- Sibdanga Badarpur Location in West Bengal, India Sibdanga Badarpur Sibdanga Badarpur (India)
- Coordinates: 24°05′51″N 88°16′39″E﻿ / ﻿24.0975°N 88.2774°E
- State: West Bengal
- District: Murshidabad

Area
- • Total: 2.8146 km^{2} (1.0867 sq mi)

Population (2011)
- • Total: 12,829
- • Density: 4,558.0/km^{2} (11,805/sq mi)

Languages
- • Official: Bengali, English
- Time zone: UTC+5:30 (IST)
- PIN: 742102
- Telephone/STD code: 03482
- Vehicle registration: WB-57, WB-58
- Lok Sabha constituency: Baharampur
- Vidhan Sabha constituency: Baharampur
- Website: murshidbad.nic.in

= Sibdanga Badarpur =

Sibdanga Badarpur (also spelled Shibdanga Badarpur, also used shorter form Sibdanga/ Shibdanga) is a census town in the Berhampore CD block in the Berhampore subdivision of the Murshidabad district in the state of West Bengal, India.

== Geography ==

===Location===
Sibdanga Badarpur is located at .

===Area overview===
The area shown in the map alongside, covering Berhampore and Kandi subdivisions, is spread across both the natural physiographic regions of the district, Rarh and Bagri. The headquarters of Murshidabad district, Berhampore, is in this area. The ruins of Karnasubarna, the capital of Shashanka, the first important king of ancient Bengal who ruled in the 7th century, is located 9.6 km south-west of Berhampore. The entire area is overwhelmingly rural with over 80% of the population living in the rural areas.
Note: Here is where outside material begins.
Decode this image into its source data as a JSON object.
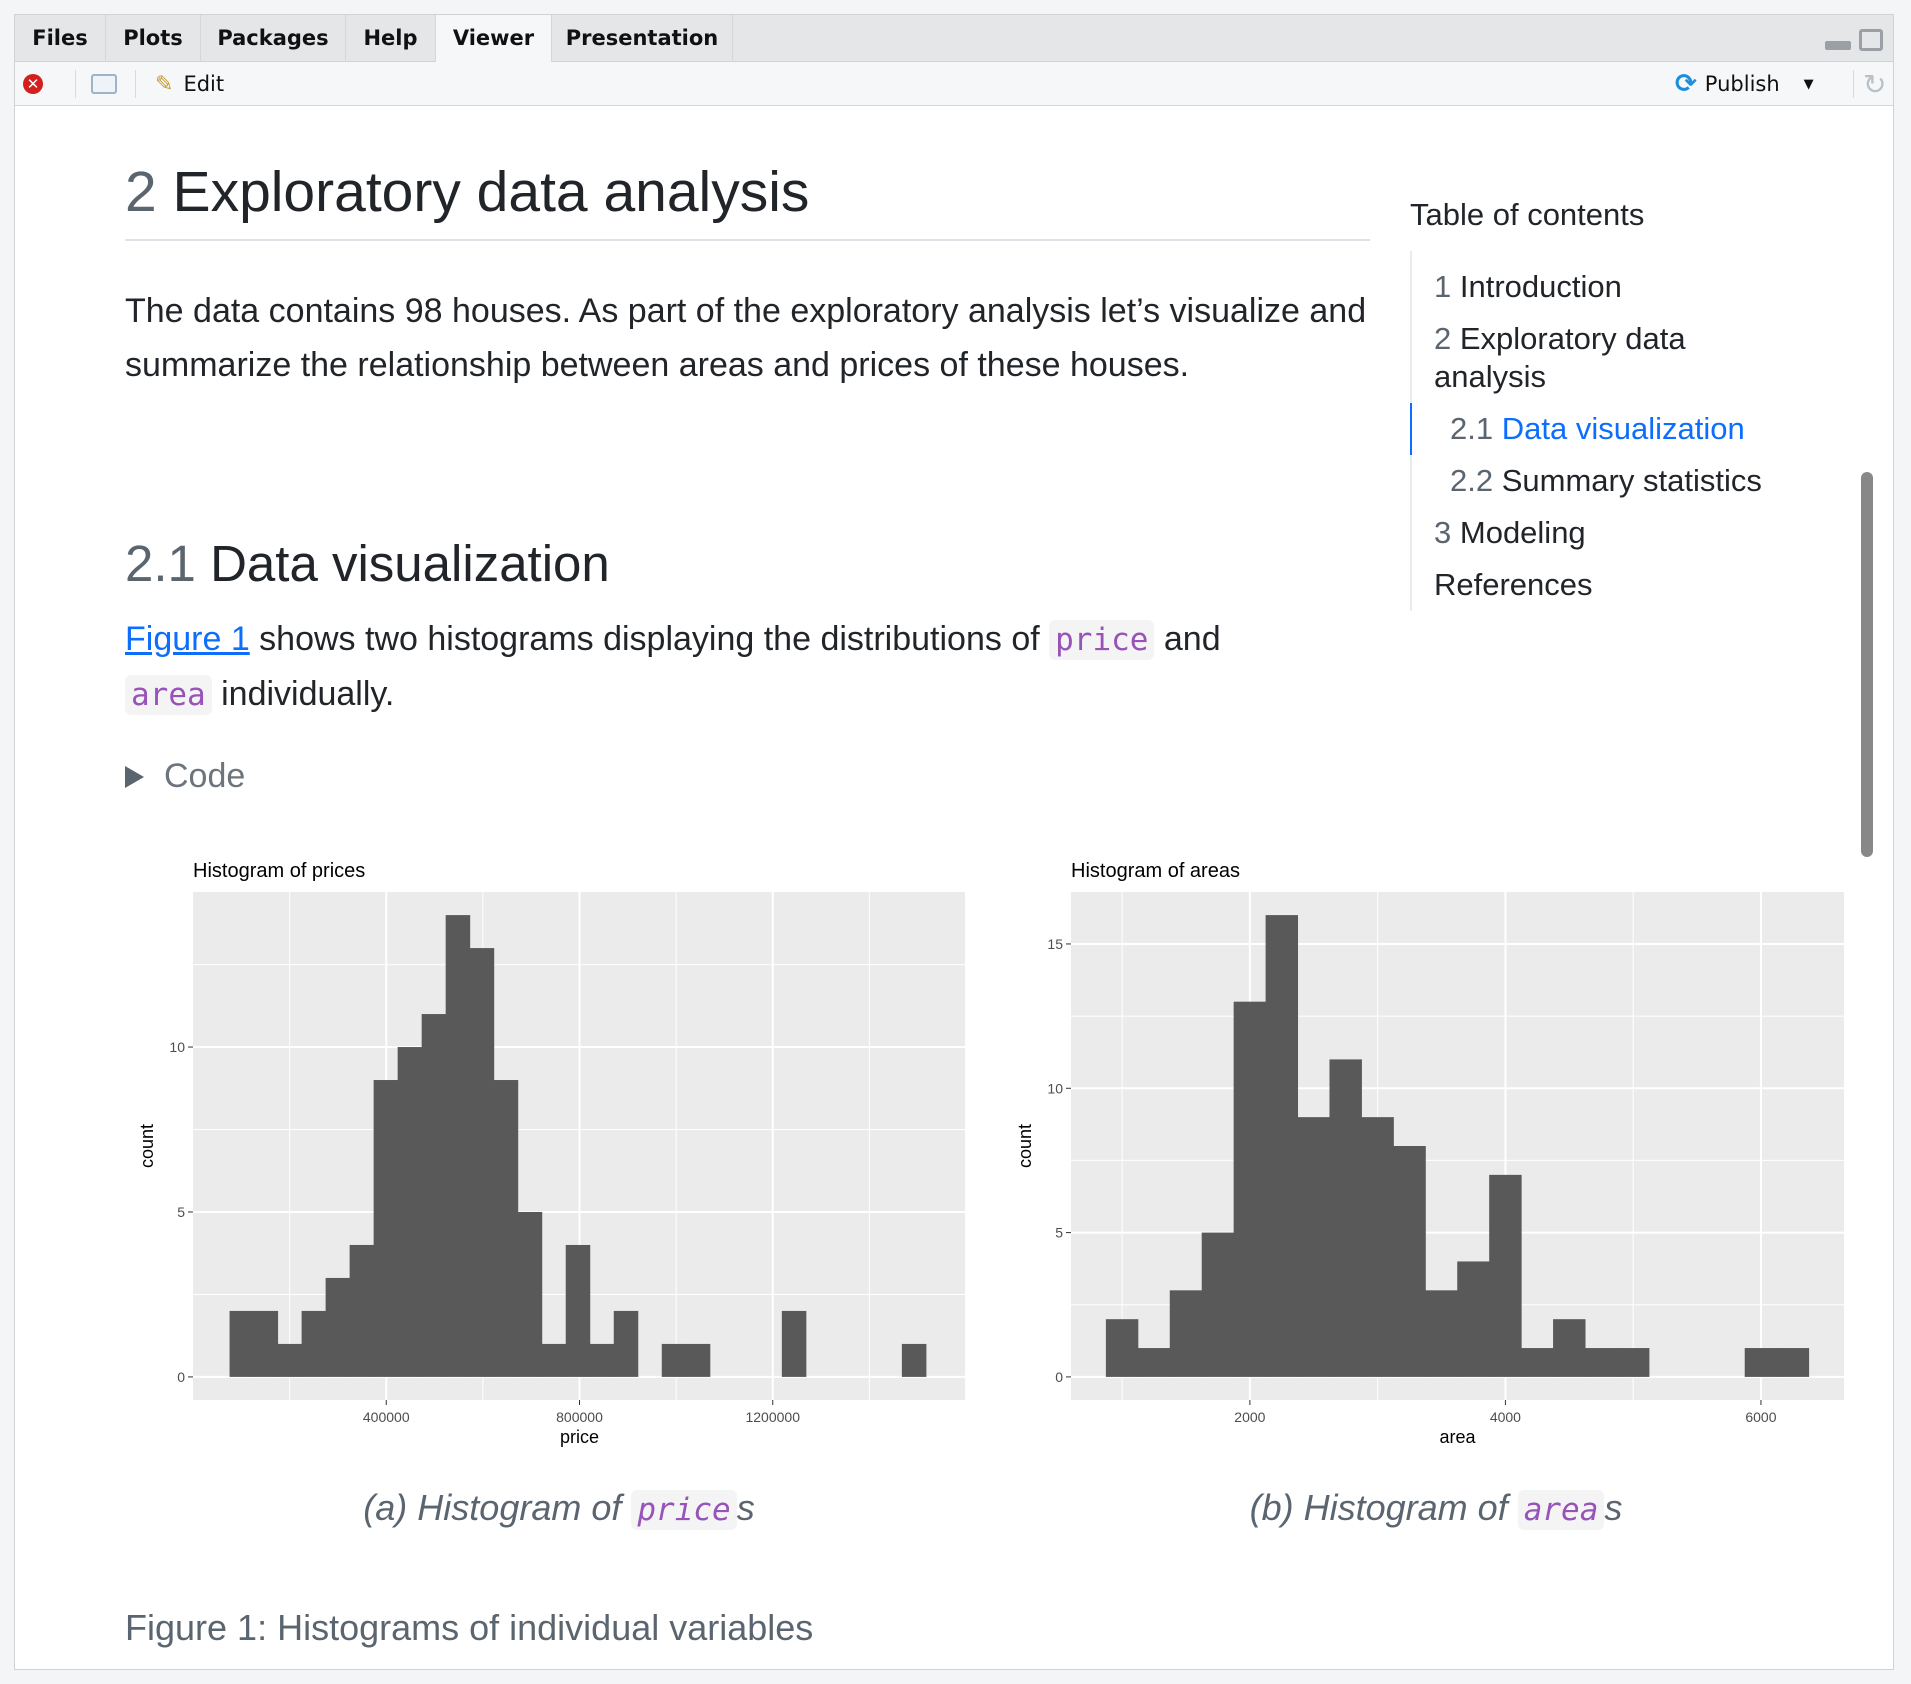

Note: The map alongside presents some of the notable locations in the subdivisions. All places marked in the map are linked in the larger full screen map.

==Demographics==
According to the 2011 Census of India, Shibdanga Badarpur had a total population of 12,829, of which 6,516 (51%) were males and 6,313 (49%) were females. Population in the age range 0-6 years was 1,140. The total number of literate persons in Shibdanga Badarpur was 10,008 (85.62% of the population 6 years).

==Infrastructure==
According to the District Census Handbook, Murshidabad, 2011, Sibdanga Badarpur covered an area of 2.8146 km^{2}. It had 16 km roads with both open and covered drains. The protected water-supply involved overhead tank, tank/pond/lake, hand pump. It had 512 domestic electric connections, 20 road lighting points. Among the medical facilities it had 2 charitable hospitals/ nursing homes, 13 medicine shops. Among the educational facilities, it had 2 primary schools, 1 secondary school, senior secondary school at Cossimbazar 3 km away, general degree college at Berhampore 5 km away. Among the social, cultural and recreational facilities, it had 1 working women's hostel, 7 old age homes. It produced nails, boards.

== Healthcare ==
Berhampore CD block is one of the areas of Murshidabad district where ground water is affected by high level of arsenic contamination. The WHO guideline for arsenic in drinking water is 10 mg/ litre, and the Indian Standard value is 50 mg/ litre. The maximum concentration in Berhampore CD block is 635 mg/litre.